Yom revi'i, 17 Tishrei 5777/19 October 2016, Chol Hamoed Sukkot.
Sitting in the sukkah, sipping coffee, wishing for the first time this year for a sweater, and appreciating how "only in Israel" is that convergence of time and temperature.
Murmuring Hallel in the early morning light, before everyone around me is awake, feels sweeter than at any other time, especially wrapped in the loving embrace of my favorite holiday ever.
Whispering a "livri'ut" to a neighbor's sneeze, listening to another neighbor calming a crying child, hearing another singing to her children a morning niggun, smiling at a late hammer, as someone repairs or adds to an already completed sukkah...
The occasional car seems as if it is from another time, a time in the future or the past.
I imagine all of us, the several families around me I can hear as if they were just in the next tent, which in fact they are, as if we were traveling in the desert together.
An unwilling voyeur, I am offered a mashal of how little we say and do is really private. I don't listen but hear with acceptance and joy that I am surrounded by loving parents and children, talking and guiding and laughing together.
My sukkah, my portable yearly Clouds of Glory dwelling, surrounds me with memory.
The coffee mug, given by my dear children. The bentcher, a recent gift from Norm and Gail, who dug it out of their memories, because they heard that I love having photos to enhance my prayer, and because there are shared memories here. The wall hangings that used to be tablecloths; the flags of our places of birth and the place we met; the pretty sukkah enhancements picked up for various holidays past. The bracelets jangling softly on my wrist, a gift from Adele right here in this sukkah a few years ago. My hands smelling still of the lingering lotion that was a gift from Shulamis on one of her visits to the Holy Land, a lotion I choose not to afford, which makes the gift even sweeter. Nearby, the purse Marilyn gave to me along with all of "her girls," thus binding with silk and leather and love my place in her family.

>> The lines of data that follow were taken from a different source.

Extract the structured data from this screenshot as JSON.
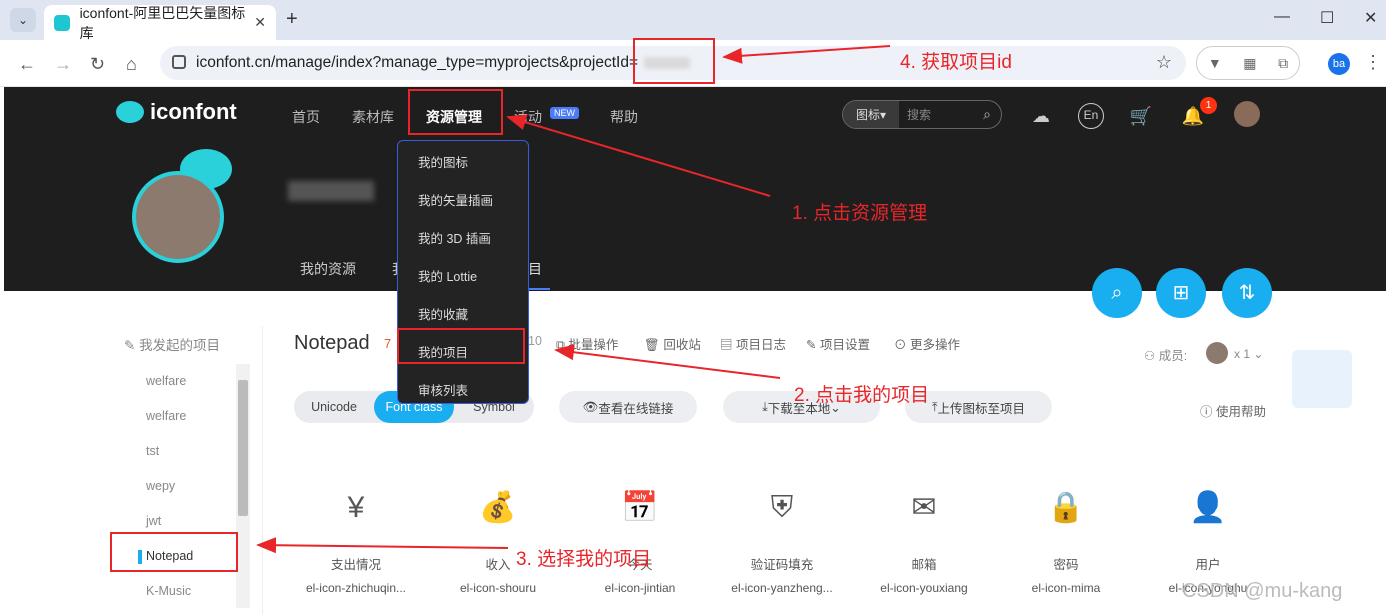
{
  "browser": {
    "tab_title": "iconfont-阿里巴巴矢量图标库",
    "url_text": "iconfont.cn/manage/index?manage_type=myprojects&projectId=",
    "profile_initials": "ba"
  },
  "site": {
    "logo": "iconfont",
    "nav": [
      "首页",
      "素材库",
      "资源管理",
      "活动",
      "帮助"
    ],
    "new_badge": "NEW",
    "search_type": "图标",
    "search_placeholder": "搜索",
    "bell_count": "1",
    "profile_tabs": [
      "我的资源",
      "我",
      "目"
    ]
  },
  "dropdown": [
    "我的图标",
    "我的矢量插画",
    "我的 3D 插画",
    "我的 Lottie",
    "我的收藏",
    "我的项目",
    "审核列表"
  ],
  "sidebar": {
    "title": "我发起的项目",
    "items": [
      "welfare",
      "welfare",
      "tst",
      "wepy",
      "jwt",
      "Notepad",
      "K-Music"
    ]
  },
  "project": {
    "title": "Notepad",
    "count": "7",
    "count2": "10",
    "actions": [
      "批量操作",
      "回收站",
      "项目日志",
      "项目设置",
      "更多操作"
    ],
    "members_label": "成员:",
    "members_count": "x 1",
    "segments": [
      "Unicode",
      "Font class",
      "Symbol"
    ],
    "buttons": [
      "查看在线链接",
      "下载至本地",
      "上传图标至项目"
    ],
    "help": "使用帮助"
  },
  "icons": [
    {
      "name": "支出情况",
      "code": "el-icon-zhichuqin..."
    },
    {
      "name": "收入",
      "code": "el-icon-shouru"
    },
    {
      "name": "今天",
      "code": "el-icon-jintian"
    },
    {
      "name": "验证码填充",
      "code": "el-icon-yanzheng..."
    },
    {
      "name": "邮箱",
      "code": "el-icon-youxiang"
    },
    {
      "name": "密码",
      "code": "el-icon-mima"
    },
    {
      "name": "用户",
      "code": "el-icon-yonghu"
    }
  ],
  "annotations": [
    "1. 点击资源管理",
    "2. 点击我的项目",
    "3. 选择我的项目",
    "4. 获取项目id"
  ],
  "watermark": "CSDN @mu-kang",
  "colors": {
    "accent": "#19aef0",
    "annotation": "#e8262a",
    "header_bg": "#1e1e1e"
  }
}
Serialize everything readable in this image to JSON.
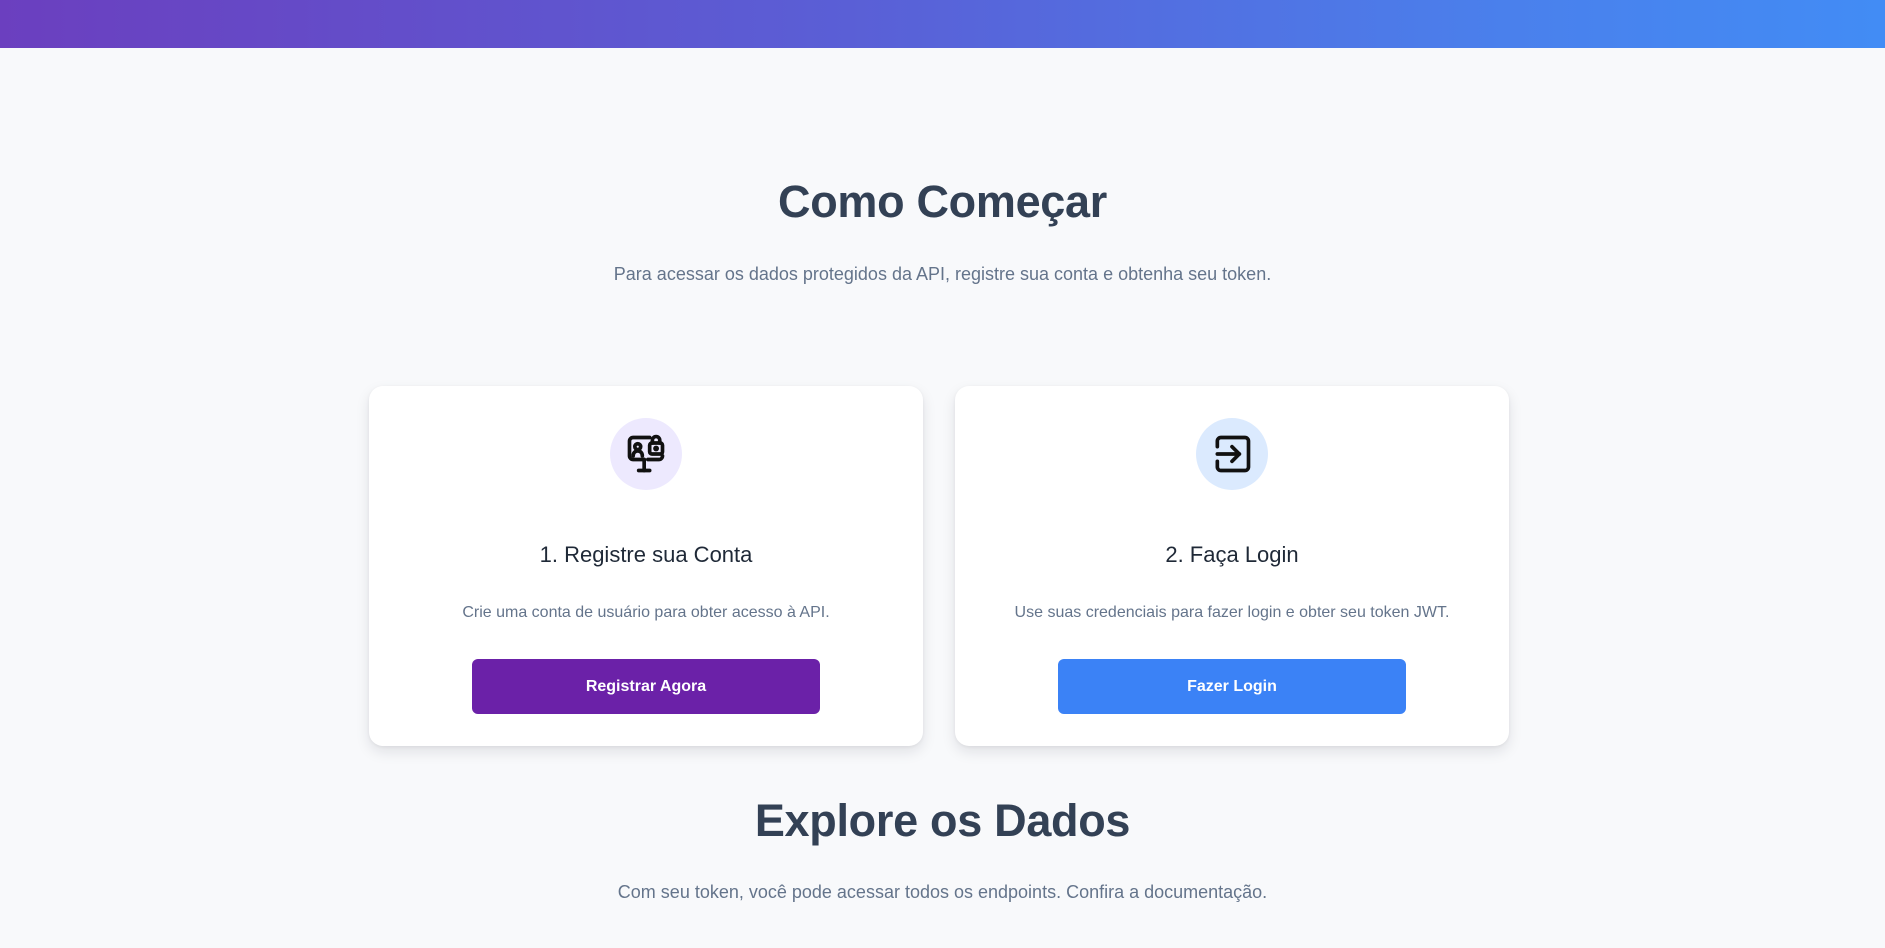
{
  "colors": {
    "primary_purple": "#6b21a8",
    "primary_blue": "#3b82f6",
    "icon_bg_purple": "#ede9fe",
    "icon_bg_blue": "#dbeafe"
  },
  "getting_started": {
    "title": "Como Começar",
    "subtitle": "Para acessar os dados protegidos da API, registre sua conta e obtenha seu token."
  },
  "cards": [
    {
      "icon": "user-lock-monitor-icon",
      "title": "1. Registre sua Conta",
      "description": "Crie uma conta de usuário para obter acesso à API.",
      "button_label": "Registrar Agora"
    },
    {
      "icon": "login-icon",
      "title": "2. Faça Login",
      "description": "Use suas credenciais para fazer login e obter seu token JWT.",
      "button_label": "Fazer Login"
    }
  ],
  "explore": {
    "title": "Explore os Dados",
    "subtitle": "Com seu token, você pode acessar todos os endpoints. Confira a documentação."
  }
}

Hovering outside of our patented Sukkot Force Field ©, UNESCO and others are busy trying to make us vanish by using Orwellian New Speak. (If you must, see here and here -- but I'd wait until after Sukkot, if I were you.) "And the slanderers should be denied hope, all evil should be instantaneously obliterated..."
Friends drop by with enough warning for me to put out a bit of a spread, thus turning a day-without-plans into a feast of conversation, fun and sharing of their adventures, turning our sukkah briefly into a Tardis to take us with them to Ma'arat Hamachpela and to The Moshav, without having to fight traffic!
Tonight we will visit another couple's sukkah, to play music... with the sad silent echo of the yearly invitation that will not come, because that family is in aveilut, one of our cherished fellow musicians having lost a dear relative only weeks ago.
Soon, it will be Shabbat, a "full Shabbat," meaning all of the Israel-based family will crowd in with larger-than-life talking and squabbling, one-upping and teasing, and beer pong and feasting and bear-hug loving.
Each day in the sukkah brings new sounds and songs and stories. I wish it could last longer than a week. It is a precious island in time toward which I begin to look again, even before it fades into the coming winter.
Wishing one and all a 5777 full of love, good health, good news, clarity, and even more than usual joy from family and friends.